Titre original : « Kind Hearts and Coronets »
En 1868, la veille de son exécution, Louis Mazzani, duc d’Ascoyne, écrit ses mémoires. Sa mère ayant été reniée par sa famille de haute noblesse après avoir épousé un chanteur italien, Louis a juré de se venger et de tuer tous les membres de la famille situés avant lui dans la ligne de descendance directe… 65 ans après sa sortie, Noblesse oblige reste insurpassé dans le genre de l’humour anglais, une sorte de mètre-étalon de l’humour noir qui a fait, plus que tous les autres, la renommée des studios anglais Ealing. Prenant appui sur un roman de Roy Horniman, Robert Hamer et John Dighton ont écrit une comédie mêlant ironie, immoralité et cynisme dans un écrin formé par une narration empreinte de retenue et de distinction. Ils ont su trouver un ton très original, éminemment britannique. Les dialogues sont brillants et savoureux. Mais le succès de Noblesse oblige est également dû à une autre trouvaille qui fit sa renommée : faire jouer huit rôles différents (dont une femme) par Alec Guinness, une petite prouesse que l’acteur accomplit avec panache et, bien entendu, humour. Car l’humour est toujours présent, pas celui qui nous fait rire aux éclats mais un humour pince-sans-rire et subtil, tout en retenue : les délices de l’humour anglais à son meilleur. Insensible au temps, Noblesse oblige est une petite merveille, un film qui mérite bien sa réputation.
Elle:
Lui :
Acteurs: Dennis Price, Valerie Hobson, Joan Greenwood, Alec Guinness
Voir la fiche du film et la filmographie de Robert Hamer sur le site IMDB.
Voir les autres films de Robert Hamer chroniqués sur ce blog…
Remarques :
* Pour passer la censure, la version américaine a dix secondes supplémentaires à la fin montrant une personne découvrant le manuscrit (ce qui est pourtant implicite dans la version originale).

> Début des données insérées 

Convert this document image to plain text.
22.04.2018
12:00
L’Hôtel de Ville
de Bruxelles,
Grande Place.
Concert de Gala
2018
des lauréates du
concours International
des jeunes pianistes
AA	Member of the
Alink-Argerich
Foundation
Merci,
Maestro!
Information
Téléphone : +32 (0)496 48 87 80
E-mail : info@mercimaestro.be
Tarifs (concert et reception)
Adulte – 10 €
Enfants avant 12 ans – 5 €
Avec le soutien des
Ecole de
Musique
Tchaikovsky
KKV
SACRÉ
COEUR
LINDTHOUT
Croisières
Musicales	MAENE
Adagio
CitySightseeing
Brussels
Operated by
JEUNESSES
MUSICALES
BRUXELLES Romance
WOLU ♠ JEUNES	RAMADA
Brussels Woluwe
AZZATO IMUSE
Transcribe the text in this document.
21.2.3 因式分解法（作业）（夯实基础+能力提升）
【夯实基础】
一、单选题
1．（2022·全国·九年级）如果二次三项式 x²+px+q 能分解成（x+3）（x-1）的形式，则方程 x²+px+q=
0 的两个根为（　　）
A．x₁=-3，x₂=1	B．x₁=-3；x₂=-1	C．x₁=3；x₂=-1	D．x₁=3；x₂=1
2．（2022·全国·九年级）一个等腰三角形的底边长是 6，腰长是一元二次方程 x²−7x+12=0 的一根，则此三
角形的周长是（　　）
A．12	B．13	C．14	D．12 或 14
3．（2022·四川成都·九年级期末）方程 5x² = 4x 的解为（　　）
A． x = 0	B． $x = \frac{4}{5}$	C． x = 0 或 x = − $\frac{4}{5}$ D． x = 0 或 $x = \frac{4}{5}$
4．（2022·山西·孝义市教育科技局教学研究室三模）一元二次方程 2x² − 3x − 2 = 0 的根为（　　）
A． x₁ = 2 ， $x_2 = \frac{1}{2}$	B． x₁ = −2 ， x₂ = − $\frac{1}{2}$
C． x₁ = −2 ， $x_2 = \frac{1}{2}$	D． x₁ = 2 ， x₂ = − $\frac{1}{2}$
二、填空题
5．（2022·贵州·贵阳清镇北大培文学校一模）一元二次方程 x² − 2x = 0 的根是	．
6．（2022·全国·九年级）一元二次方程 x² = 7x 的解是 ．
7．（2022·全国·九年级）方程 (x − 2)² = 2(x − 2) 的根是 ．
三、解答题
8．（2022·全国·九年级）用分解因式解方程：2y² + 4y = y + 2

En outre, des dialogues furent coupés pour préserver les bonnes mœurs… Au total, la version américaine est plus courte de 6 minutes.
* Le titre est dérivé d’un vers d’Alfred Tennyson devenu proverbe anglais, « Kind hearts are more than coronets », qui signifie « un coeur bon vaut mieux que des lettres de noblesse.» (Poème Lady Clara Vere de Vere, ca. 1833, où l’auteur s’en prend assez durement à une jeune femme qui joue de sa noble lignée pour séduire.)
Extrait :
Howe’er it be, it seems to me,
‘Tis only noble to be good.
Kind hearts are more than coronets,
And simple faith than Norman blood.
Lire le poème en entier…
* La phrase faisant le titre français, Noblesse oblige, est prononcée en français dans la version originale anglaise, au tout début dans le dialogue entre le directeur de la prison et le bourreau.
* Parmi tous les films des studios Ealing, Noblesse oblige est celui dont l’humour est le plus noir. A ce propos, il faut noter que si le film a fait en grande partie la réputation des studios Ealing, son dirigeant Michael Balcon n’était guère enthousiaste sur le projet, persuadé que cette forme d’humour ne fonctionnerait pas auprès du public.
* Alec Guinness n’a pas été engagé pour jouer tous les rôles (était-ce pour un seul rôle, deux ou quatre ? Les témoignages divergent…) C’est lui-même qui a insisté pour les jouer tous. L’effet sur le succès du film n’avait pas été vraiment anticipé comme en témoigne l’affiche originale ci-dessus qui met en avant les deux éléments féminins. Ce n’est que plus tard que les affiches furent refaites pour montrer les huit personnages d’Alec Guinness (voir exemple ci-contre).
* Noblesse oblige est à la 6e position dans l’excellente liste des 100 meilleurs films britanniques du British Film Institute (B.F.I.) (liste établie en 1999).